How it Works

When you have an audio or video file, most people apply Automatic Speech Recognition (ASR) and possibly Natural Language Processing (NLP) to create a transcript and call the job complete.

We take a radically different approach.

You send us audio and video files

We process them

You search the contents or ask for reports about what we found

"Ok, but, I want to know about that processing.
What’s inside your black box?"

How it really works...

Clarify is bringing technology from the lab to the real world to give people access to the power of data hidden in their audio and video. All of the signal processing, language analysis, and complex math sits behind an easy to use API with helper libraries and Quickstart guides to help you get you started in minutes. You can see it in action on our demo page.

Audio and video files are full of data. The words spoken are important, but it’s the other data -- environment, subject matter, emotions, and identity -- that give us the context we need to understand the speaker’s intention. We pay attention to all of it.

We take note of media format characteristics like sampling frequency, bit rate, and file duration.

We break down the media and analyze it. We figure out where and how it was recorded, whether or not it contains any speech, and, if it does, what language it’s in.

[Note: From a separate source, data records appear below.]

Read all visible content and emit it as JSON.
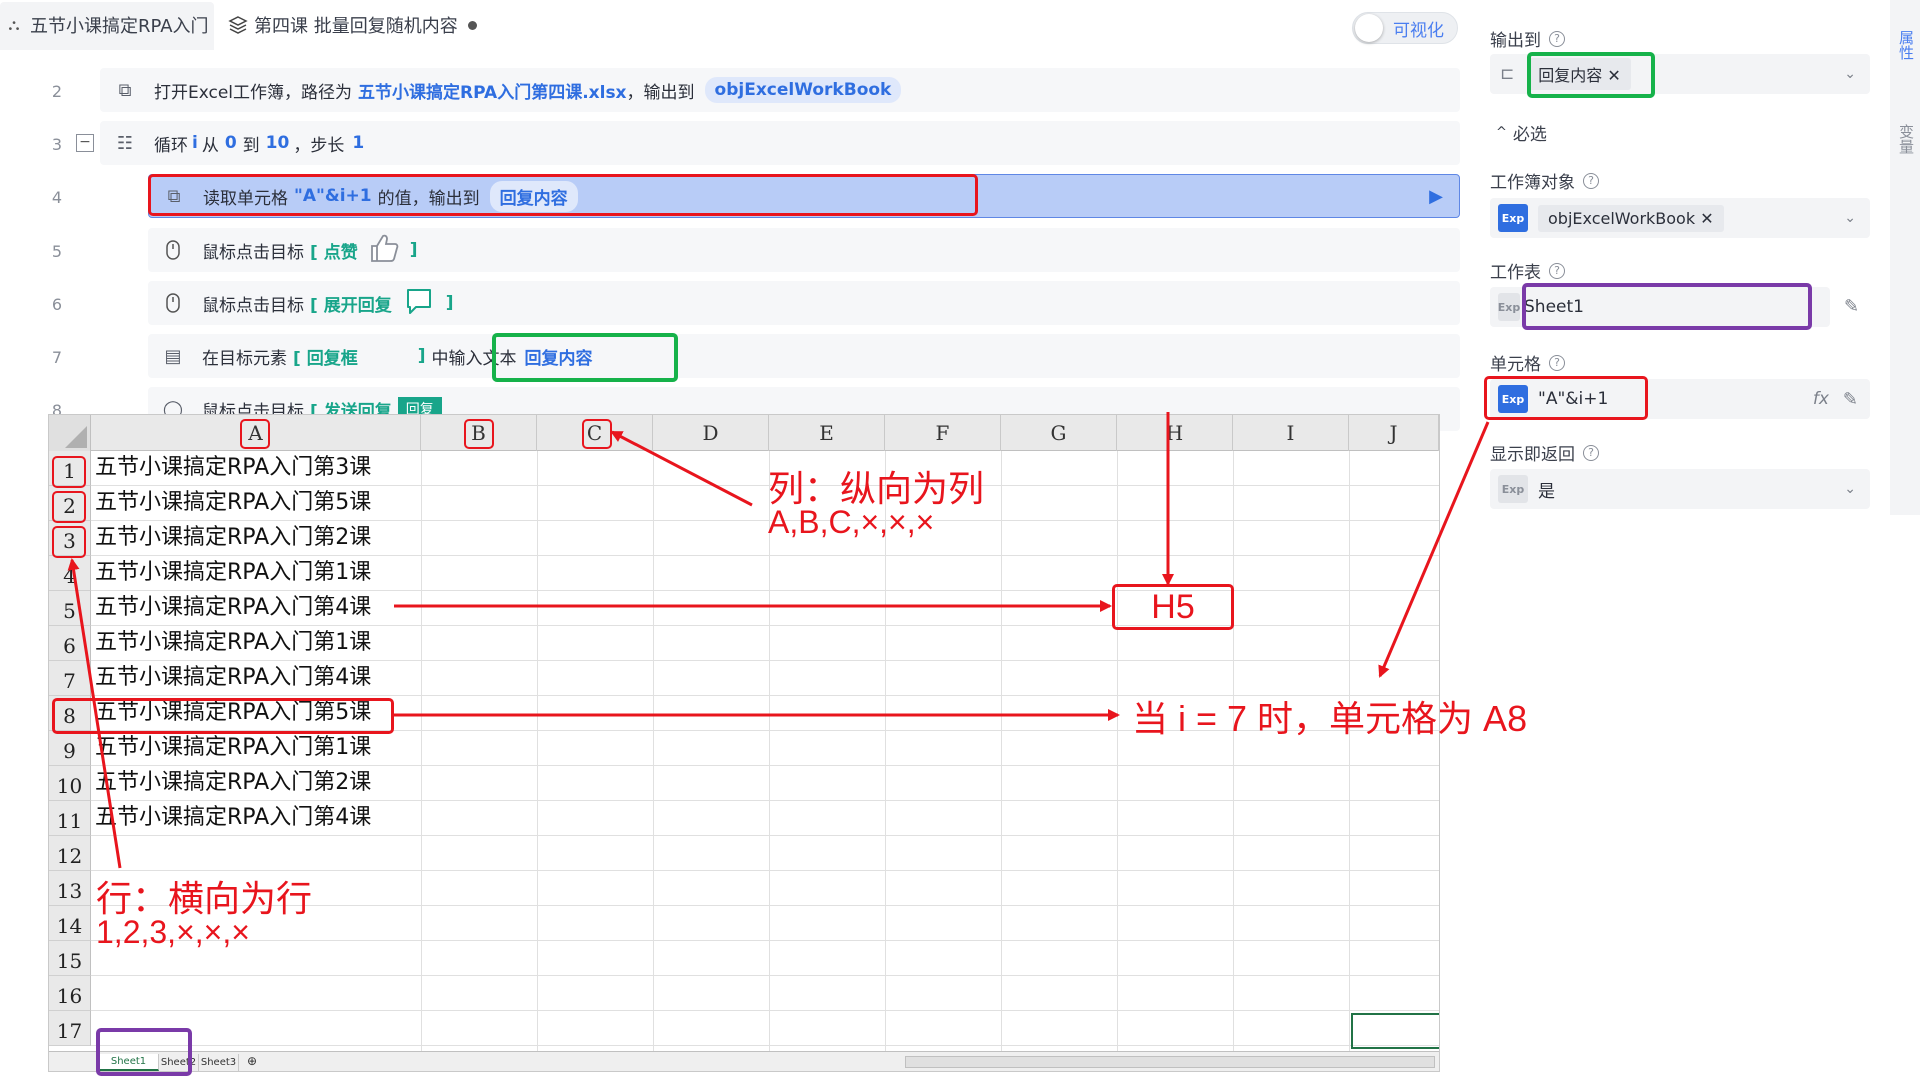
{
  "tabs": [
    {
      "label": "五节小课搞定RPA入门"
    },
    {
      "label": "第四课 批量回复随机内容"
    }
  ],
  "toggle": {
    "label": "可视化",
    "on": false
  },
  "flow": {
    "rows": [
      {
        "num": "2",
        "prefix": "打开Excel工作簿，路径为",
        "value": "五节小课搞定RPA入门第四课.xlsx",
        "mid": "，输出到",
        "pill": "objExcelWorkBook"
      },
      {
        "num": "3",
        "prefix": "循环",
        "var": "i",
        "from_label": "从",
        "from": "0",
        "to_label": "到",
        "to": "10",
        "step_label": "，步长",
        "step": "1"
      },
      {
        "num": "4",
        "prefix": "读取单元格",
        "expr": "\"A\"&i+1",
        "mid": "的值，输出到",
        "pill": "回复内容"
      },
      {
        "num": "5",
        "prefix": "鼠标点击目标",
        "target": "[ 点赞",
        "close": "]"
      },
      {
        "num": "6",
        "prefix": "鼠标点击目标",
        "target": "[ 展开回复",
        "close": "]"
      },
      {
        "num": "7",
        "prefix": "在目标元素",
        "target": "[ 回复框",
        "close": "]",
        "mid": "中输入文本",
        "pill": "回复内容"
      },
      {
        "num": "8",
        "prefix": "鼠标点击目标",
        "target": "[ 发送回复",
        "pill": "回复"
      }
    ]
  },
  "panel": {
    "output_label": "输出到",
    "output_chip": "回复内容",
    "section": "必选",
    "workbook_label": "工作簿对象",
    "workbook_value": "objExcelWorkBook",
    "sheet_label": "工作表",
    "sheet_value": "Sheet1",
    "cell_label": "单元格",
    "cell_value": "\"A\"&i+1",
    "fx": "fx",
    "return_label": "显示即返回",
    "return_value": "是",
    "exp_badge": "Exp",
    "vtab1": "属性",
    "vtab2": "变量"
  },
  "sheet": {
    "columns": [
      "A",
      "B",
      "C",
      "D",
      "E",
      "F",
      "G",
      "H",
      "I",
      "J"
    ],
    "rows": [
      "1",
      "2",
      "3",
      "4",
      "5",
      "6",
      "7",
      "8",
      "9",
      "10",
      "11",
      "12",
      "13",
      "14",
      "15",
      "16",
      "17"
    ],
    "cells_A": [
      "五节小课搞定RPA入门第3课",
      "五节小课搞定RPA入门第5课",
      "五节小课搞定RPA入门第2课",
      "五节小课搞定RPA入门第1课",
      "五节小课搞定RPA入门第4课",
      "五节小课搞定RPA入门第1课",
      "五节小课搞定RPA入门第4课",
      "五节小课搞定RPA入门第5课",
      "五节小课搞定RPA入门第1课",
      "五节小课搞定RPA入门第2课",
      "五节小课搞定RPA入门第4课"
    ],
    "sheet_tabs": [
      "Sheet1",
      "Sheet2",
      "Sheet3"
    ]
  },
  "annotations": {
    "col_title": "列：纵向为列",
    "col_list": "A,B,C,×,×,×",
    "row_title": "行：横向为行",
    "row_list": "1,2,3,×,×,×",
    "h5": "H5",
    "a8": "当 i = 7 时，单元格为 A8"
  },
  "colors": {
    "accent": "#2f6ee0",
    "target": "#18a58a",
    "annotation_red": "#e8151d",
    "annotation_green": "#16b24a",
    "annotation_purple": "#7a3aa8"
  }
}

Using this information, our system designs and configures the best pipeline to extract any words the media might contain, and then organizes those words in meaningful ways.

Since each of the components in the pipeline is built using machine learning techniques, they improve over time.

Once we’ve extracted all the data we can, we give you access to it in two ways:
1. We let you search it.
2. We let you pull reports about it.
This data is data you can compute on, data that is actionable.